The above table charts the difference in form for Dzeko between this season and last. Obviously, and taking into account that there have only been two games played, Dzeko has stepped up on nearly every stat form his debut season in the Premier League. His ability to create chances, take shots and passing in the final third have been improved upon, as well as his passes per game and clear-cut opportunities. Also, since the season began, Dzeko has been far more involved in City’s play, touching the ball on average 53 times a game, compared to 33 last season. His two goals, which was the amount he scored in 15 appearances last season, have been timed at occuring every 85 minutes – a significant improvement on last season’s dreadful 423.

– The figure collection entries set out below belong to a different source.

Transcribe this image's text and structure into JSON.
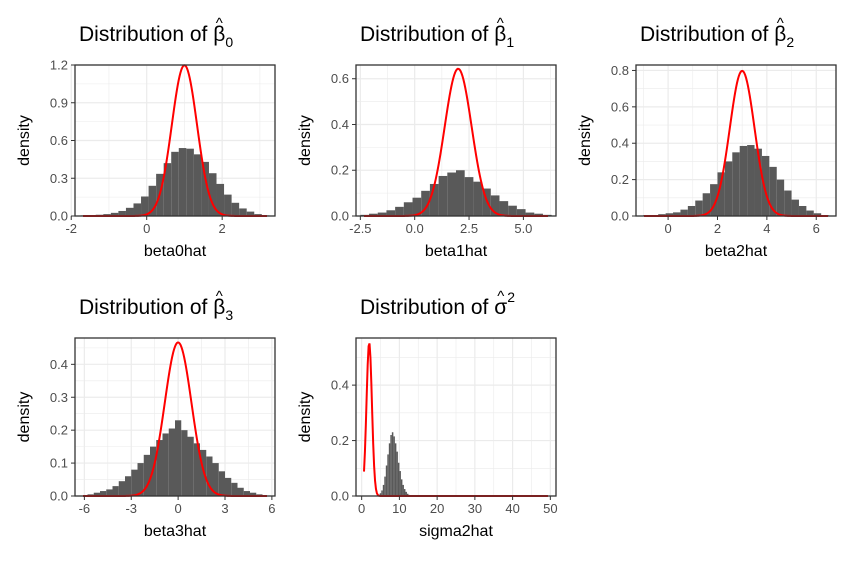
{
  "colors": {
    "bar": "#595959",
    "curve": "#ff0000",
    "grid": "#ebebeb",
    "panel_border": "#333333",
    "tick_text": "#4d4d4d",
    "text": "#000000"
  },
  "chart_data": [
    {
      "type": "bar",
      "title_prefix": "Distribution of ",
      "title_symbol": "β",
      "title_hat": "^",
      "title_script": "0",
      "title_script_kind": "sub",
      "xlabel": "beta0hat",
      "ylabel": "density",
      "xlim": [
        -1.9,
        3.4
      ],
      "ylim": [
        0,
        1.2
      ],
      "xticks": [
        "-2",
        "0",
        "2"
      ],
      "xtick_values": [
        -2,
        0,
        2
      ],
      "yticks": [
        "0.0",
        "0.3",
        "0.6",
        "0.9",
        "1.2"
      ],
      "ytick_values": [
        0,
        0.3,
        0.6,
        0.9,
        1.2
      ],
      "hist": {
        "x": [
          -1.65,
          -1.45,
          -1.25,
          -1.05,
          -0.85,
          -0.65,
          -0.45,
          -0.25,
          -0.05,
          0.15,
          0.35,
          0.55,
          0.75,
          0.95,
          1.15,
          1.35,
          1.55,
          1.75,
          1.95,
          2.15,
          2.35,
          2.55,
          2.75,
          2.95,
          3.15
        ],
        "values": [
          0.005,
          0.005,
          0.01,
          0.015,
          0.025,
          0.04,
          0.065,
          0.1,
          0.155,
          0.24,
          0.335,
          0.42,
          0.51,
          0.54,
          0.535,
          0.49,
          0.43,
          0.34,
          0.255,
          0.17,
          0.105,
          0.06,
          0.035,
          0.015,
          0.005
        ],
        "binwidth": 0.2
      },
      "curve": {
        "mean": 1.0,
        "sd": 0.333
      }
    },
    {
      "type": "bar",
      "title_prefix": "Distribution of ",
      "title_symbol": "β",
      "title_hat": "^",
      "title_script": "1",
      "title_script_kind": "sub",
      "xlabel": "beta1hat",
      "ylabel": "density",
      "xlim": [
        -2.7,
        6.5
      ],
      "ylim": [
        0,
        0.66
      ],
      "xticks": [
        "-2.5",
        "0.0",
        "2.5",
        "5.0"
      ],
      "xtick_values": [
        -2.5,
        0,
        2.5,
        5
      ],
      "yticks": [
        "0.0",
        "0.2",
        "0.4",
        "0.6"
      ],
      "ytick_values": [
        0,
        0.2,
        0.4,
        0.6
      ],
      "hist": {
        "x": [
          -2.3,
          -1.9,
          -1.5,
          -1.1,
          -0.7,
          -0.3,
          0.1,
          0.5,
          0.9,
          1.3,
          1.7,
          2.1,
          2.5,
          2.9,
          3.3,
          3.7,
          4.1,
          4.5,
          4.9,
          5.3,
          5.7,
          6.1
        ],
        "values": [
          0.005,
          0.01,
          0.015,
          0.025,
          0.04,
          0.06,
          0.08,
          0.11,
          0.14,
          0.175,
          0.19,
          0.2,
          0.17,
          0.15,
          0.12,
          0.09,
          0.065,
          0.045,
          0.03,
          0.015,
          0.01,
          0.005
        ],
        "binwidth": 0.4
      },
      "curve": {
        "mean": 2.0,
        "sd": 0.62
      }
    },
    {
      "type": "bar",
      "title_prefix": "Distribution of ",
      "title_symbol": "β",
      "title_hat": "^",
      "title_script": "2",
      "title_script_kind": "sub",
      "xlabel": "beta2hat",
      "ylabel": "density",
      "xlim": [
        -1.3,
        6.8
      ],
      "ylim": [
        0,
        0.83
      ],
      "xticks": [
        "0",
        "2",
        "4",
        "6"
      ],
      "xtick_values": [
        0,
        2,
        4,
        6
      ],
      "yticks": [
        "0.0",
        "0.2",
        "0.4",
        "0.6",
        "0.8"
      ],
      "ytick_values": [
        0,
        0.2,
        0.4,
        0.6,
        0.8
      ],
      "hist": {
        "x": [
          -0.85,
          -0.55,
          -0.25,
          0.05,
          0.35,
          0.65,
          0.95,
          1.25,
          1.55,
          1.85,
          2.15,
          2.45,
          2.75,
          3.05,
          3.35,
          3.65,
          3.95,
          4.25,
          4.55,
          4.85,
          5.15,
          5.45,
          5.75,
          6.05,
          6.35
        ],
        "values": [
          0.005,
          0.005,
          0.01,
          0.015,
          0.02,
          0.035,
          0.055,
          0.085,
          0.125,
          0.175,
          0.24,
          0.3,
          0.35,
          0.385,
          0.39,
          0.37,
          0.33,
          0.27,
          0.2,
          0.14,
          0.09,
          0.055,
          0.03,
          0.015,
          0.005
        ],
        "binwidth": 0.3
      },
      "curve": {
        "mean": 3.0,
        "sd": 0.5
      }
    },
    {
      "type": "bar",
      "title_prefix": "Distribution of ",
      "title_symbol": "β",
      "title_hat": "^",
      "title_script": "3",
      "title_script_kind": "sub",
      "xlabel": "beta3hat",
      "ylabel": "density",
      "xlim": [
        -6.6,
        6.2
      ],
      "ylim": [
        0,
        0.48
      ],
      "xticks": [
        "-6",
        "-3",
        "0",
        "3",
        "6"
      ],
      "xtick_values": [
        -6,
        -3,
        0,
        3,
        6
      ],
      "yticks": [
        "0.0",
        "0.1",
        "0.2",
        "0.3",
        "0.4"
      ],
      "ytick_values": [
        0,
        0.1,
        0.2,
        0.3,
        0.4
      ],
      "hist": {
        "x": [
          -5.6,
          -5.2,
          -4.8,
          -4.4,
          -4.0,
          -3.6,
          -3.2,
          -2.8,
          -2.4,
          -2.0,
          -1.6,
          -1.2,
          -0.8,
          -0.4,
          0.0,
          0.4,
          0.8,
          1.2,
          1.6,
          2.0,
          2.4,
          2.8,
          3.2,
          3.6,
          4.0,
          4.4,
          4.8,
          5.2
        ],
        "values": [
          0.005,
          0.01,
          0.015,
          0.02,
          0.03,
          0.045,
          0.06,
          0.08,
          0.1,
          0.125,
          0.15,
          0.17,
          0.19,
          0.205,
          0.23,
          0.2,
          0.18,
          0.16,
          0.14,
          0.12,
          0.1,
          0.075,
          0.055,
          0.04,
          0.025,
          0.015,
          0.01,
          0.005
        ],
        "binwidth": 0.4
      },
      "curve": {
        "mean": 0.0,
        "sd": 0.855
      }
    },
    {
      "type": "bar",
      "title_prefix": "Distribution of ",
      "title_symbol": "σ",
      "title_hat": "^",
      "title_script": "2",
      "title_script_kind": "sup",
      "xlabel": "sigma2hat",
      "ylabel": "density",
      "xlim": [
        -1.5,
        51.5
      ],
      "ylim": [
        0,
        0.57
      ],
      "xticks": [
        "0",
        "10",
        "20",
        "30",
        "40",
        "50"
      ],
      "xtick_values": [
        0,
        10,
        20,
        30,
        40,
        50
      ],
      "yticks": [
        "0.0",
        "0.2",
        "0.4"
      ],
      "ytick_values": [
        0,
        0.2,
        0.4
      ],
      "hist": {
        "x": [
          4.6,
          5.0,
          5.4,
          5.8,
          6.2,
          6.6,
          7.0,
          7.4,
          7.8,
          8.2,
          8.6,
          9.0,
          9.4,
          9.8,
          10.2,
          10.6,
          11.0,
          11.4,
          11.8,
          12.2,
          12.6,
          13.0
        ],
        "values": [
          0.005,
          0.01,
          0.02,
          0.04,
          0.07,
          0.11,
          0.15,
          0.19,
          0.22,
          0.23,
          0.215,
          0.19,
          0.16,
          0.12,
          0.09,
          0.06,
          0.04,
          0.025,
          0.015,
          0.008,
          0.004,
          0.002
        ],
        "binwidth": 0.4
      },
      "curve": {
        "mean": 2.0,
        "sd": 0.72
      }
    }
  ]
}
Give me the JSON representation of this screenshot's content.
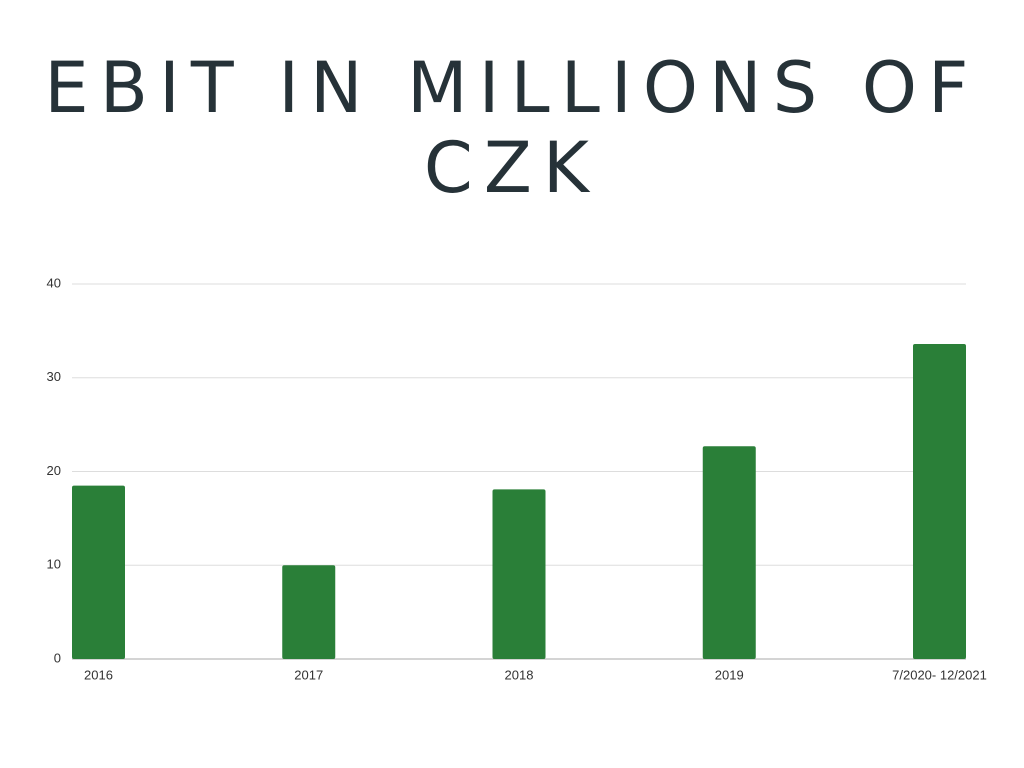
{
  "chart_data": {
    "type": "bar",
    "title": "EBIT IN MILLIONS OF CZK",
    "categories": [
      "2016",
      "2017",
      "2018",
      "2019",
      "7/2020- 12/2021"
    ],
    "values": [
      18.5,
      10,
      18.1,
      22.7,
      33.6
    ],
    "color": "#2a7f38",
    "ylim": [
      0,
      40
    ],
    "yticks": [
      0,
      10,
      20,
      30,
      40
    ],
    "grid": true
  }
}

As the above screenshot – and the general consensus among Premier League football fans – suggests, Dzeko has left behind the confused and bewildered Bosnian figure who struggled to adapt to English football, and adopted a far more prolific, technically-astute approach to the game, which has seen him earn many plaudits so far this campaign. In City’s first game vs Swansea, Dzeko showed why he could be trusted for being selected in the starting XI, repaying the managers faith by scoring a goal. But it wasn’t only the goal that got the medias attention. His all-round game was viewed as much better than his previous 15 Premier League outings. His 81% success rate with passes in the attacking third, four chances created and 3/4 dribble attempts were just the beginning of something very promising to come from the 25-year-old.

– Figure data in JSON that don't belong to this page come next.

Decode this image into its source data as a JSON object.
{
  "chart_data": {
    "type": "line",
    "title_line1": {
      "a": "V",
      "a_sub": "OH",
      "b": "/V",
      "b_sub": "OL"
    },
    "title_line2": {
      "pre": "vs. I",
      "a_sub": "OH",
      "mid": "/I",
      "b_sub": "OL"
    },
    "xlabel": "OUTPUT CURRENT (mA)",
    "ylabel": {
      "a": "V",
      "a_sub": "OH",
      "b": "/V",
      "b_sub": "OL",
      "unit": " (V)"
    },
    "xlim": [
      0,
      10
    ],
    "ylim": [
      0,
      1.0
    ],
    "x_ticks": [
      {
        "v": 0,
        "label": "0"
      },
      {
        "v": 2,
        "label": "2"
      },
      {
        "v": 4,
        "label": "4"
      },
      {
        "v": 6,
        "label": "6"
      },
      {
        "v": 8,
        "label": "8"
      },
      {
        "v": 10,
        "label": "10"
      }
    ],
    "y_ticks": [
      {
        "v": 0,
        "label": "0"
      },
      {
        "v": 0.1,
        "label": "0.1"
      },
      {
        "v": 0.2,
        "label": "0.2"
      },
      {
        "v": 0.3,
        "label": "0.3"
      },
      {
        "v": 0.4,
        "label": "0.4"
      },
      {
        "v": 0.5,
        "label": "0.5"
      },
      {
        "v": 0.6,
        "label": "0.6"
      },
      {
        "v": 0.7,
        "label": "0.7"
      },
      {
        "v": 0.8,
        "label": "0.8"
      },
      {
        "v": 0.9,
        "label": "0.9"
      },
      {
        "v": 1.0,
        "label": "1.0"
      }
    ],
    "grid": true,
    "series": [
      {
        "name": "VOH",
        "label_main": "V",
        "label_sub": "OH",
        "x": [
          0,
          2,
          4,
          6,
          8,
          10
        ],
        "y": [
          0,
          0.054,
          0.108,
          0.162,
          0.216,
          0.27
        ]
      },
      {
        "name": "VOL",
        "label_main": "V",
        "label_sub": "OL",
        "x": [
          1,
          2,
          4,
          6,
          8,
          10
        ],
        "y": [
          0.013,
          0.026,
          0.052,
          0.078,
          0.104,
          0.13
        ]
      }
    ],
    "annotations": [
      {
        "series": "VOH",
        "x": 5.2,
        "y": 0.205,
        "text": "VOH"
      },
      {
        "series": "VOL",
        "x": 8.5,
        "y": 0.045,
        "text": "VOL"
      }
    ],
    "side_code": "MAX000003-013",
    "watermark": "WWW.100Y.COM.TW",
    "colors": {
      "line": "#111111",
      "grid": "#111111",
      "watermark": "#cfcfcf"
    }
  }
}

Back in May when he began the game vs Everton, fans still didn’t know what to make of him. He had failed to make an all-important impression during his first couple of games, and if there was a time to set the record straight, now would be the time. He took to the field not knowing what lay ahead of him, – only that a good performance would be needed to revive his chances in the Manchester City squad come next season.

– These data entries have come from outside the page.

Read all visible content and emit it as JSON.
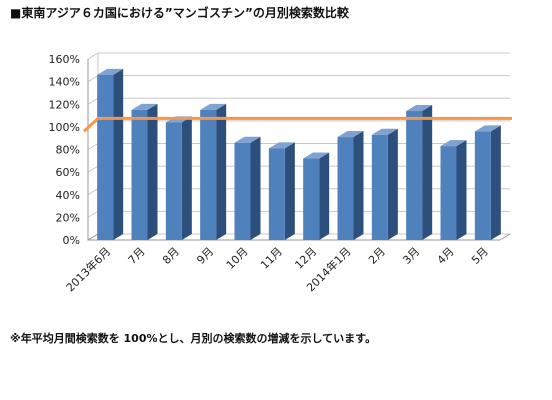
{
  "chart_data": {
    "type": "bar",
    "title": "■東南アジア６カ国における”マンゴスチン”の月別検索数比較",
    "categories": [
      "2013年6月",
      "7月",
      "8月",
      "9月",
      "10月",
      "11月",
      "12月",
      "2014年1月",
      "2月",
      "3月",
      "4月",
      "5月"
    ],
    "series": [
      {
        "values": [
          146,
          115,
          104,
          115,
          86,
          81,
          72,
          91,
          93,
          114,
          83,
          96
        ],
        "color": "#4f81bd"
      }
    ],
    "reference_line": {
      "value": 104,
      "color": "#f79646"
    },
    "ylim": [
      0,
      160
    ],
    "yticks": [
      "0%",
      "20%",
      "40%",
      "60%",
      "80%",
      "100%",
      "120%",
      "140%",
      "160%"
    ],
    "xlabel": "",
    "ylabel": "",
    "grid": true,
    "legend": "none"
  },
  "footnote": "※年平均月間検索数を 100%とし、月別の検索数の増減を示しています。"
}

During the course of the game Dzeko managed three shots, with only one on target, and played 28 passes. His passes in the attacking third were matched at a 75% success rate, as well as creating just two chances. Out of the 28 passes he played 14 of them were forward (completing only 8), 7 were square. Over the 90 minutes Dzeko also touched the ball 42 times and embarked on three dribbles – of which only one was a success, and accompanyied that by losing possession of the ball no more than two times. However, in Manchester on City’s opening game this season it was a totally different story.
Immediately, we saw an improvement in the Bosnian’s performance as he landed 4 out of his 5 shots on target. He also played 7 more passes than he did at Goodison Park last May, with 21 of the 35 carried out in the final third of the pitch. His creativity on show again as he produced 4 chances for his teammates throughout the game. But perhaps the most startling comparison between the two games was Dzeko’s success with dribbling with the ball, completing 3/4 vs Swansea, compared to 1/3 vs Everton. Dzeko also beefed up his all-round game in City’s opener as he improved upon his crossing, through balls, interceptions, chipped passes, lay-offs and flick-ons which he hadn’t really used to effect that afternoon in May.
I know it’s early days, but if he can maintain these level of performances throughout the season I very well think he could keep out a certain Mr Carlos Tevez of the starting line-up and reestablish himself as a dominant figure in European football.